Keywords Land Use and Cover; Relief; Integrated Analysis; AHP Method

Resumo

O estudo geoambiental através da integração dos elementos naturais com o uso e a cobertura da terra é uma proposta metodológica para o planejamento estratégico. Nesse sentido, o objetivo deste artigo é realizar uma análise da susceptibilidade geoambiental, a partir do uso de análise multicritério, na bacia hidrográfica do Ribeirão Lajeado. Para isso, realizou-se a organização de materiais cartográficos: rede de drenagem, a declividade, a litologia, os solos, o uso e a cobertura da terra e as vias de acesso.
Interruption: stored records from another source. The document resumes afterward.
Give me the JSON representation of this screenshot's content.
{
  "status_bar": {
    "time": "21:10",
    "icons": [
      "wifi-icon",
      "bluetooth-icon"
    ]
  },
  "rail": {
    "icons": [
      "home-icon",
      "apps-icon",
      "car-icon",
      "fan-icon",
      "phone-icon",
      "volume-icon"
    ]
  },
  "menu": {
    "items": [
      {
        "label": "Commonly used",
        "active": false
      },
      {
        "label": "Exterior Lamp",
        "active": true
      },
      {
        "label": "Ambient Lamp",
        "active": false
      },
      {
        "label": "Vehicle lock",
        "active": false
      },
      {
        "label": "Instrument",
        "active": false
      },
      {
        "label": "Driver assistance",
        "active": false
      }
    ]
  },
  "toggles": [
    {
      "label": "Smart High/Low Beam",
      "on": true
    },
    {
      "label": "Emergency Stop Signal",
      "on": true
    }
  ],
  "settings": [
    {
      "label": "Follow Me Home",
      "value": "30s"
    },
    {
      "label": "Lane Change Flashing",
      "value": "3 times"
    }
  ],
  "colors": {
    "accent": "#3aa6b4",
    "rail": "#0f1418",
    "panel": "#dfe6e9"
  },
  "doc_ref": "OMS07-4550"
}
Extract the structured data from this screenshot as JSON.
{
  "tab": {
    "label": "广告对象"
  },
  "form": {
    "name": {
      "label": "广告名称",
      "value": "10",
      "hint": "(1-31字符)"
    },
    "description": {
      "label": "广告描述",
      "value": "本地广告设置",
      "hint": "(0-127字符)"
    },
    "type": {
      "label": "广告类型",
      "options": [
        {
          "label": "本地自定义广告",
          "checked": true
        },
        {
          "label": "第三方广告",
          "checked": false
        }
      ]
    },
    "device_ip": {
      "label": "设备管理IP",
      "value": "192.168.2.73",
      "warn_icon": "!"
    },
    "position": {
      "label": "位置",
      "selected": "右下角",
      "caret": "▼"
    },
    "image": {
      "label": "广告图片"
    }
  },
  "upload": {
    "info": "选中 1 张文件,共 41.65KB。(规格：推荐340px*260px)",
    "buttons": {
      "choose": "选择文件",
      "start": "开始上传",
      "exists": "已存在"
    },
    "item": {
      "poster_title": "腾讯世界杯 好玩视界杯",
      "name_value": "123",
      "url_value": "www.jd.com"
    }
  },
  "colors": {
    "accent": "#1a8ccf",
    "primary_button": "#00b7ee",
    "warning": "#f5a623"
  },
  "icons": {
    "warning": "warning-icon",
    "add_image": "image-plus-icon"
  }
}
Foram estabelecidos pesos normalizados a partir da técnica do processo analítico hierárquico (AHP). Esse cruzamento gerou o mapa de susceptibilidade geoambiental, definida em quatro unidades, a saber: I) baixa (área de topo plano com cobertura vegetal e nenhuma proximidade com as vias acessos); II) média (locais com algumas ocupações humanas ou com relevo suave ondulado); III) alta (áreas onde apresentam ampla ocorrência de estradas e rede de drenagem abundante, susceptíveis à intervenção antrópica, relacionadas principalmente as atividades agropecuária e áreas urbanas) e IV) muito alta (locais com estradas e porções de uso agropecuário com declividades maiores que 15%, presença de cicatrizes de fogo e áreas urbanas. Assim, a técnica AHP apresenta-se como uma importante ferramenta para o geoambiental, principalmente na definição de pesos para os fatores analisados.

Palavras-chave: Uso e Cobertura da Terra Relevo; Terra Relevo; Análise Integrada; Método AHP

INTRODUCTION

From the integration of human activities with natural elements, it is possible to develop zoning of environmental susceptibilities regarding the conservation of nature, in the strategic planning and management for human occupation and use.

Integrated analysis of the data obtained and knowledge of the potential of natural resources include studies of all components of the geographic stratum, considering the principle that nature has intrinsic functionality among its components (ROSS, 1994).

Thus, the geoenvironmental study stands out, which can be understood as the entire process involved in obtaining, analyzing, representing, communicating, and applying data and information from the physical environment, considering the strengths and weaknesses of the terrain, as well as the dangers, risks, impacts, and conflicts arising from the interaction between human actions and the physiographic environment (VEDOVELLO, 2004). According to Medeiros and Cestaro (2020), the geoenvironmental identifies units in an integrated way, considering the compartmentalization of a system based on the dynamic interaction of both physical and anthropic elements.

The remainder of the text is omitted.